Muchos en Mitrovica también contuvieron la respiración en 2019, cuando la policía kosovar detuvo en el norte a más de 20 personas en una redada contra el crimen organizado y el contrabando que fue percibida por la población serbia como una provocación destinada a recalcar que allí quien manda son las autoridades kosovares. Dos años antes, Prístina detuvo en la frontera el primer tren que iba a volver a conectar Belgrado y Mitrovica tras descubrir que iba pintado con los colores de la bandera serbia y el lema “Kosovo es Serbia” en varias lenguas.
Los kosovares no solo asocian el nombre de Mitrovica a división. También al rock y a las minas de Trepca. Estas últimas funcionan casi como metáfora de la historia de la región. Comenzaron a operar con ese nombre cuando una empresa británica recibió la concesión en los años veinte del siglo pasado, durante el Reino de los serbios, croatas y eslovenos. Tras la ocupación de la zona durante la Segunda Guerra Mundial, los nazis usaron Trepca como fuente de plomo para su maquinaria de guerra. Durante la Yugoslavia de Tito adquirió un carácter mítico, con más de 20.000 trabajadores y una producción media anual de 600.000 toneladas, como símbolo de la unión entre operarios albaneses y serbios, explica Shaip Blakqoori, geólogo y comisario del pequeño museo que albergan. En 1989, cuando Milosevic abolió la autonomía de la entonces provincia yugoslava de Kosovo, un grupo de trabajadores inició una huelga de hambre. Diez años después y en plena confusión por la guerra, fue saqueado por la guerrilla kosovar. A Ibrahim Rugova, padre de la independencia kosovar y presidente casi ininterrumpidamente desde 1992 hasta su muerte en 2006, le gustaba obsequiar a sus visitas con un mineral allí extraído.
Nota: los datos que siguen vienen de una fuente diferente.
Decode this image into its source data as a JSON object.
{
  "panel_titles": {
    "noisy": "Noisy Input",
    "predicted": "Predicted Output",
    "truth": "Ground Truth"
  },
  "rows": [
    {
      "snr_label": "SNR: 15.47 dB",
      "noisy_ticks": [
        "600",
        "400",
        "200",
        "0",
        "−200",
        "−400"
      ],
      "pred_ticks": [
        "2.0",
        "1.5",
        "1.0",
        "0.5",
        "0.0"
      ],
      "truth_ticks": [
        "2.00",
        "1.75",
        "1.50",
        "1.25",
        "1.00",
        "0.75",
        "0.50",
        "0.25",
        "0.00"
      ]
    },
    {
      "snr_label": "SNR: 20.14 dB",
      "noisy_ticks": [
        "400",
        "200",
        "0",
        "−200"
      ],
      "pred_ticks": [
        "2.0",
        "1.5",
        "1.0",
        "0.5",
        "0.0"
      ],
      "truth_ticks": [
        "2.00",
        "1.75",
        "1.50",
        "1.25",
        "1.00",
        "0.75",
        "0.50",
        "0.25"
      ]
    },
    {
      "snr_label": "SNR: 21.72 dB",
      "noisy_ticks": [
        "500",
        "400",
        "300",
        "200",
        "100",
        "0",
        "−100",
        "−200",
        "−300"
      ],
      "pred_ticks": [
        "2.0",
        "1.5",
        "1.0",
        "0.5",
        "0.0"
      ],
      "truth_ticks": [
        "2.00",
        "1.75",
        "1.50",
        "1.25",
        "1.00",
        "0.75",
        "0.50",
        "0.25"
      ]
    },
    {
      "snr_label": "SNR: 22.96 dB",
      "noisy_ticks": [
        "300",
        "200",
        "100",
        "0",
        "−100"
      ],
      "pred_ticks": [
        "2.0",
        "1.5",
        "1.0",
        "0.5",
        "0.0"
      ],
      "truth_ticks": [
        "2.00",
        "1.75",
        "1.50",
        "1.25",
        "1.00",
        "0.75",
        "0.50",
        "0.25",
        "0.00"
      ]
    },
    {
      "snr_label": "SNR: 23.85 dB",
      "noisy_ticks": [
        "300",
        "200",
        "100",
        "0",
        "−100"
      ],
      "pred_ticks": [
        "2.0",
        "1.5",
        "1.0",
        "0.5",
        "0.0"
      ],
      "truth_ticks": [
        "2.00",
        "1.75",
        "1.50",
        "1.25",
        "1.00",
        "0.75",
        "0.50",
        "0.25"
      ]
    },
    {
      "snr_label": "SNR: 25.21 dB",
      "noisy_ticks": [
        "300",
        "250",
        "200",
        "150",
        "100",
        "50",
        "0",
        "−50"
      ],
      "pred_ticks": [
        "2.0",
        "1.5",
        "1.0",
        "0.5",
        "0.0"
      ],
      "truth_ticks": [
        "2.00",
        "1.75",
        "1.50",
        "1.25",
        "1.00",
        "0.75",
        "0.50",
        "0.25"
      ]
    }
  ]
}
En 2000, la misión de la ONU llegó a tomar por la fuerza el control de las instalaciones de manos de Milosevic. Hoy, nacionalizada por el Gobierno de Kosovo, es un dinosaurio decadente cuya propiedad se disputan Belgrado y Prístina y en el que una pintada blanca en una de las entradas felicita la fiesta de la independencia a los trabajadores.
La minería ha marcado la faz de Mitrovica: el pabellón deportivo junto al puente se llama Minatori (mineros, en albanés). También un grupo local de rock con mensaje social de la época yugoslava. Y su monumento más emblemático —que domina la ciudad desde un alto en el norte— homenajea a los “partisanos albaneses y serbios”, en su mayoría mineros, que murieron en combate cuerpo a cuerpo en la Segunda Guerra Mundial. Hoy, casi suena irónico y, en cualquier caso, todos lo conocen como el monumento a los mineros y destacan que la parte superior representa los carros en los que se transportan los minerales. Es obra de Bogdan Bogdanovic —el principal autor de memoriales en Yugoslavia, recientemente fallecido— y desde allí se ve el río Ibar, plateado por el reflejo del sol, atravesar la ciudad. De un lado asoman cúpulas de iglesias; del otro, minaretes; y en ambos, una mezcla caótica de edificios de distintas épocas y colores. Solo han sobrevivido unos pocos de ladrillo rojo, paradigmáticos de la época yugoslava.